I have been anticipating this film for a while now. You may be familiar with the existence of this film, you may have heard the stories that came from the last year’s Toronto International Film Festival where the film was screened. Apparently Paramedics were called twice after some viewers passed out due to the graphic content of the film, the trailer landed with this buzz attached to it. Like with most horror films, I avoided the trailer, I avoided the synopsis. All I knew was it featured scenes of cannibalism. I was thrilled to get invited to an early screening of this film so without further ado, let’s get into it.
The film follows Justine (Garance Marillier) a vegetarian who after spending her first year at a veterinary school, begins to devop an appetite for human flesh.
I am purposely keeping that plot summary very brief, one thing I’ll state straight away is this is a French-Belgian production. So don’t expect an English language film, all the dialogue is in French accompanied by English subtitles. I wouldn’t usually make a point of saying that but seeing as two people in my screening walked out, as soon as they heard the French language being spoken, I thought I’d make that clear.
Anyway this film is both written and directed by Julia Ducournau and due to the very intricate way this film was directed, you can easily see that she carried this idea from its initial inception all the way to the finished product. This is a very unique story she has written which is comepletely unpredictable. From the first shot to the very last the film kept me enthralled. I just could not predict which direction the film was going to go in and when I thought it might go one way, it surprised me and went in the opposite direction. In terms of the direction and cinematography, every shot was immaculate and well framed. She also manages to create a handful of sequences that are very memorable due to the striking imagery displayed on screen. I can’t go into detail about these scenes due to spoilers, but one of the scenes I’m speaking about is a sex scene that is so unnervingly suspenseful as it comical. That leads me to say that this film doesn’t take itself too seriously all of the time ,which is a great thing that gives it a real comedic sensibility through out. This works really well in the films favour due to the bizarre and oddball tone it possess. There’s scenes that are certainly not for the squeamish and will make many people feel uncomfortable, when people often feel that way they will laugh at what they’re seeing to ease themselves back into comfort. There were a lot of those awkward laughs throughout my screening.

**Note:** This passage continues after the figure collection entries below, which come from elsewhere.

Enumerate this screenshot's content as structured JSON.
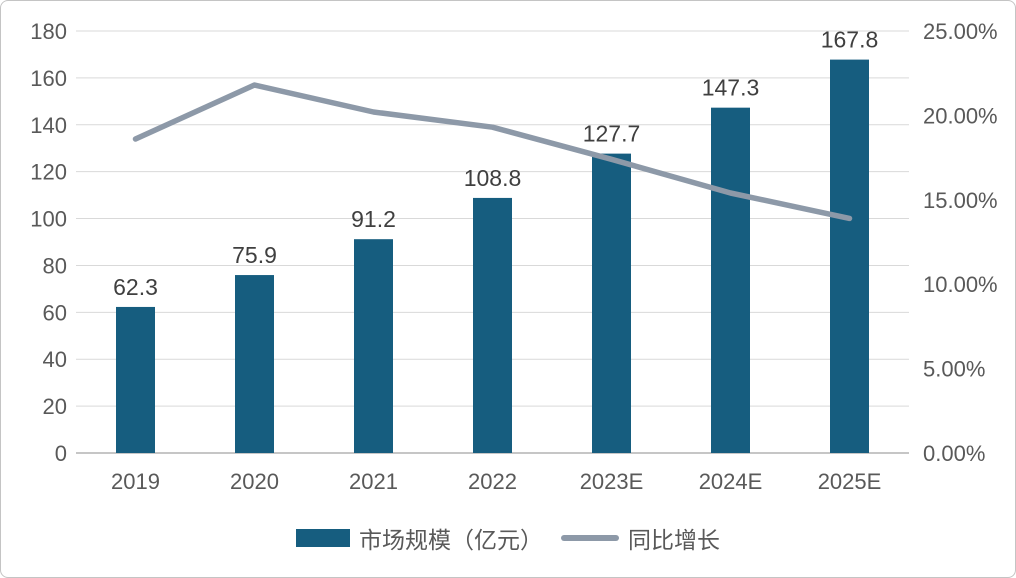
{
  "chart_data": {
    "type": "combo-bar-line",
    "title": "",
    "categories": [
      "2019",
      "2020",
      "2021",
      "2022",
      "2023E",
      "2024E",
      "2025E"
    ],
    "series": [
      {
        "name": "市场规模（亿元）",
        "type": "bar",
        "axis": "left",
        "values": [
          62.3,
          75.9,
          91.2,
          108.8,
          127.7,
          147.3,
          167.8
        ],
        "labels": [
          "62.3",
          "75.9",
          "91.2",
          "108.8",
          "127.7",
          "147.3",
          "167.8"
        ],
        "color": "#165D7F"
      },
      {
        "name": "同比增长",
        "type": "line",
        "axis": "right",
        "unit": "%",
        "values": [
          18.6,
          21.8,
          20.2,
          19.3,
          17.4,
          15.4,
          13.9
        ],
        "color": "#8D99A8"
      }
    ],
    "left_axis": {
      "min": 0,
      "max": 180,
      "step": 20,
      "tick_labels": [
        "0",
        "20",
        "40",
        "60",
        "80",
        "100",
        "120",
        "140",
        "160",
        "180"
      ]
    },
    "right_axis": {
      "min": 0,
      "max": 25,
      "step": 5,
      "tick_labels": [
        "0.00%",
        "5.00%",
        "10.00%",
        "15.00%",
        "20.00%",
        "25.00%"
      ]
    },
    "grid": true,
    "legend_position": "bottom",
    "styles": {
      "background": "#FFFFFF",
      "border_color": "#C4C4C4",
      "grid_color": "#D9D9D9",
      "axis_line_color": "#C6C6C6",
      "tick_text_color": "#595959",
      "x_label_color": "#595959",
      "data_label_color": "#3F3F3F"
    }
  }
}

Garance Marillier’s performance is a captivating one. She added a real sense of innocence to Justine, which made her developing cannibalsitc nature all the more shocking. The film at it’s core is a coming of age story and you feel like you are witnessing Justine grow as the film progresses. She felt very natural in the role and never once took the material to an over the top level that didn’t match what the film was going for. Ella Rumpf has a significant role in this film as Alexia, Justine’s sister and without spoiling anything, I felt her performance was very strong too. After watching the film I witneessed an interview where the director spoke about brotherhood in Greek myth and other things, and how the siblings relationships are typically portrayed in those stories. There’s definitely a parallel between that and how she decides to depict sisterhood in this film. I found that very interesting and it works as well as it does due to Marillier and Rumpf’s performances.
The musical score helped elevate this pristine looking art house horror into an entirely different beast. The harsh organs of the main theme give it a real dark undertone, it sounds like haunted church music. The rest of the score suitably enhanced each scene as it should. In what I would describe as one of the key scenes in the film in terms of Justine’s growth, we see her stood in front of a mirror loooing at herself as she is listening to music. That scene was excellent and the song chosen to feature in that scene is so twisted that it really makes that scene what it is.
The only thing the film failed to do in my eyes was delve a little deeper into the subject of cannibalism. The film doesn’t even try to offer up an explanation for why people take this dark turn and begin to love human flesh. I understand the film leaves it for the audience to take what they want from the experience, and come to their own conclusion about what the film symbolises. That I don’t have an issue with, I just wish the film explored the subject a little deeper than it does. That being said by the end of the film you do gain a better understanding of why this is happening to Justine in the context of the film.
Overall, Raw is a stylishly erotic coming of age tale, that showcases the growth of a female in an entirely unique and dark way. The cinematography and direction is immaculate and the performances, especially Garance Marillier’s will leave a lasting impression upon you.
(4 Stars out of 5)
Raw; Starring Garance Marillier, Ella Rumpf, Rabah Naït, Laurent Lucas and Joana Preiss.
Directed by Julia Ducournau. Now showing in US Cinemas. Opens in UK Cinemas April 7th.